Returns the unordered histogram (visitation frequency) over the array of bin visits.

This method extends ChaosTools.non0hist.

Example

using DelayEmbeddings
pts = Dataset([rand(5) for i = 1:100]);

# Histograms directly from points given a rectangular binning scheme
h1 = non0hist(pts, RectangularBinning(0.2), 1:3) 
h2 = non0hist(pts, RectangularBinning(0.2), [1, 2])

# Test that we're actually getting normalised histograms 
sum(h1) ≈ 1.0, sum(h2) ≈ 1.0
ChaosTools.non0histMethod
non0hist(bin_visits)

Return the unordered histogram (vistitation frequency) over the array of bin_visits, which is a vector containing bin encodings (each point encoded by an integer vector).

This method extends ChaosTools.non0hist.

Example

using DynamicalSystems, CausalityToolsBase
pts = Dataset([rand(5) for i = 1:100]);

# Histograms from precomputed joint/marginal visitations 
jv = joint_visits(pts, RectangularBinning(10))
mv = marginal_visits(pts, RectangularBinning(10), 1:3)

h1 = non0hist(jv)
h2 = non0hist(mv)

# Test that we're actually getting a normalised histograms
sum(h1) ≈ 1.0, sum(h2) ≈ 1.0
CausalityToolsBase.evaluate_kernelFunction
 evaluate_kernel(kerneltype::Kernel, args...)

Evaluate the kernel function of type kerneltype with the provided args.

Example

  • evaluate_kernel(GaussianKernel(), d, σ evaluates the Gaussian

kernel for the distance d and average marginal standard deviation σ.

CausalityToolsBase.evaluate_kernelMethod
evaluate_kernel(BoxKernel(), idxs_pts_within_range)

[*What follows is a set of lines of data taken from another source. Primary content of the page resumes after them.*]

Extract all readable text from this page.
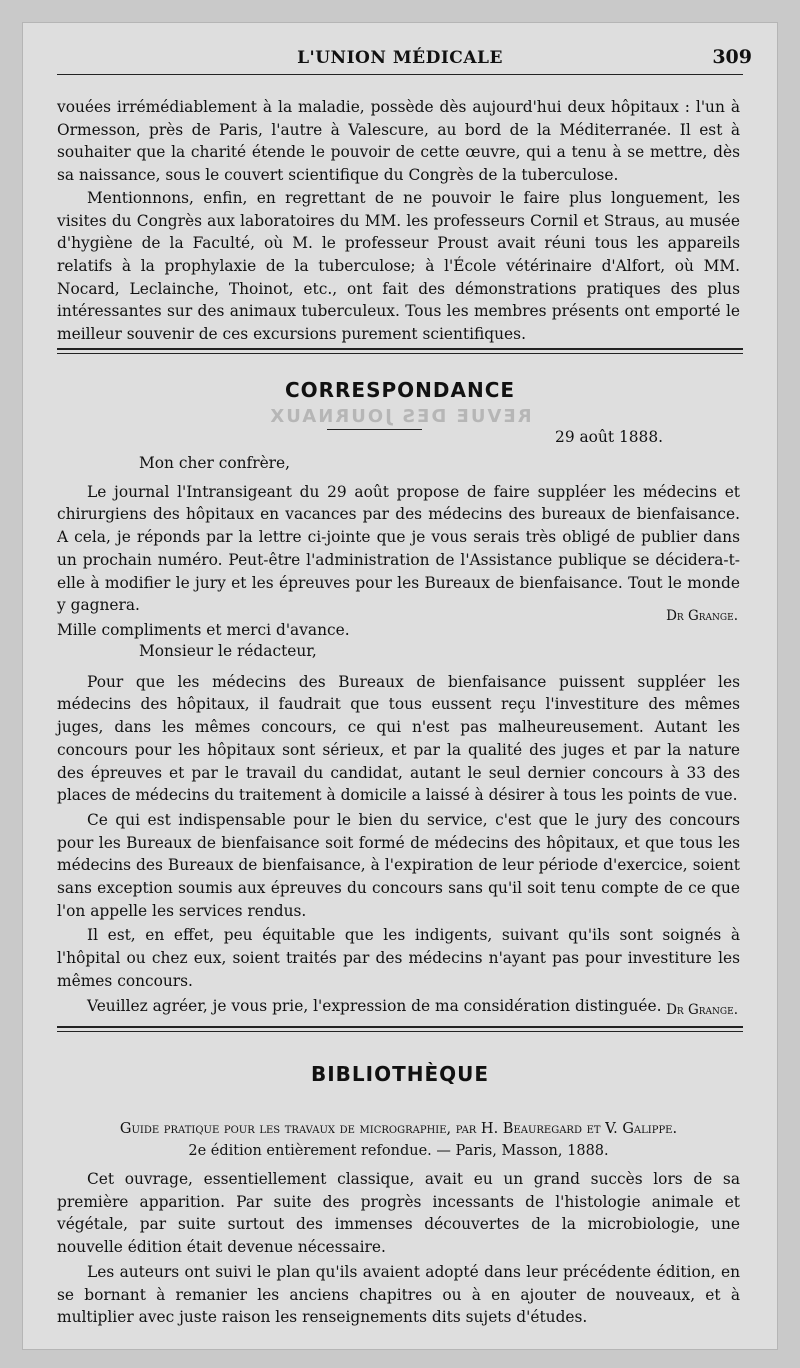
L'UNION MÉDICALE	309

vouées irrémédiablement à la maladie, possède dès aujourd'hui deux hôpitaux : l'un à Ormesson, près de Paris, l'autre à Valescure, au bord de la Méditerranée. Il est à souhaiter que la charité étende le pouvoir de cette œuvre, qui a tenu à se mettre, dès sa naissance, sous le couvert scientifique du Congrès de la tuberculose.

Mentionnons, enfin, en regrettant de ne pouvoir le faire plus longuement, les visites du Congrès aux laboratoires du MM. les professeurs Cornil et Straus, au musée d'hygiène de la Faculté, où M. le professeur Proust avait réuni tous les appareils relatifs à la prophylaxie de la tuberculose; à l'École vétérinaire d'Alfort, où MM. Nocard, Leclainche, Thoinot, etc., ont fait des démonstrations pratiques des plus intéressantes sur des animaux tuberculeux. Tous les membres présents ont emporté le meilleur souvenir de ces excursions purement scientifiques.

CORRESPONDANCE
REVUE DES JOURNAUX
29 août 1888.

Mon cher confrère,

Le journal l'Intransigeant du 29 août propose de faire suppléer les médecins et chirurgiens des hôpitaux en vacances par des médecins des bureaux de bienfaisance. A cela, je réponds par la lettre ci-jointe que je vous serais très obligé de publier dans un prochain numéro. Peut-être l'administration de l'Assistance publique se décidera-t-elle à modifier le jury et les épreuves pour les Bureaux de bienfaisance. Tout le monde y gagnera.

Mille compliments et merci d'avance.

Dr Grange.

Monsieur le rédacteur,

Pour que les médecins des Bureaux de bienfaisance puissent suppléer les médecins des hôpitaux, il faudrait que tous eussent reçu l'investiture des mêmes juges, dans les mêmes concours, ce qui n'est pas malheureusement. Autant les concours pour les hôpitaux sont sérieux, et par la qualité des juges et par la nature des épreuves et par le travail du candidat, autant le seul dernier concours à 33 des places de médecins du traitement à domicile a laissé à désirer à tous les points de vue.

Ce qui est indispensable pour le bien du service, c'est que le jury des concours pour les Bureaux de bienfaisance soit formé de médecins des hôpitaux, et que tous les médecins des Bureaux de bienfaisance, à l'expiration de leur période d'exercice, soient sans exception soumis aux épreuves du concours sans qu'il soit tenu compte de ce que l'on appelle les services rendus.

Il est, en effet, peu équitable que les indigents, suivant qu'ils sont soignés à l'hôpital ou chez eux, soient traités par des médecins n'ayant pas pour investiture les mêmes concours.

Veuillez agréer, je vous prie, l'expression de ma considération distinguée. Dr Grange.
BIBLIOTHÈQUE
Guide pratique pour les travaux de micrographie, par H. Beauregard et V. Galippe.
2e édition entièrement refondue. — Paris, Masson, 1888.

Cet ouvrage, essentiellement classique, avait eu un grand succès lors de sa première apparition. Par suite des progrès incessants de l'histologie animale et végétale, par suite surtout des immenses découvertes de la microbiologie, une nouvelle édition était devenue nécessaire.

Les auteurs ont suivi le plan qu'ils avaient adopté dans leur précédente édition, en se bornant à remanier les anciens chapitres ou à en ajouter de nouveaux, et à multiplier avec juste raison les renseignements dits sujets d'études.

Evaluate the the Box kernel by counting the number of points that fall within the range of a query point (the points falling inside a radius of h has been precomputed).

CausalityToolsBase.scalingFunction
scaling(kernel::Kernel, n_pts, h, dim)

Return the scaling factor for kernel for a given number of points n_pts, bandwidth h in dimension dim.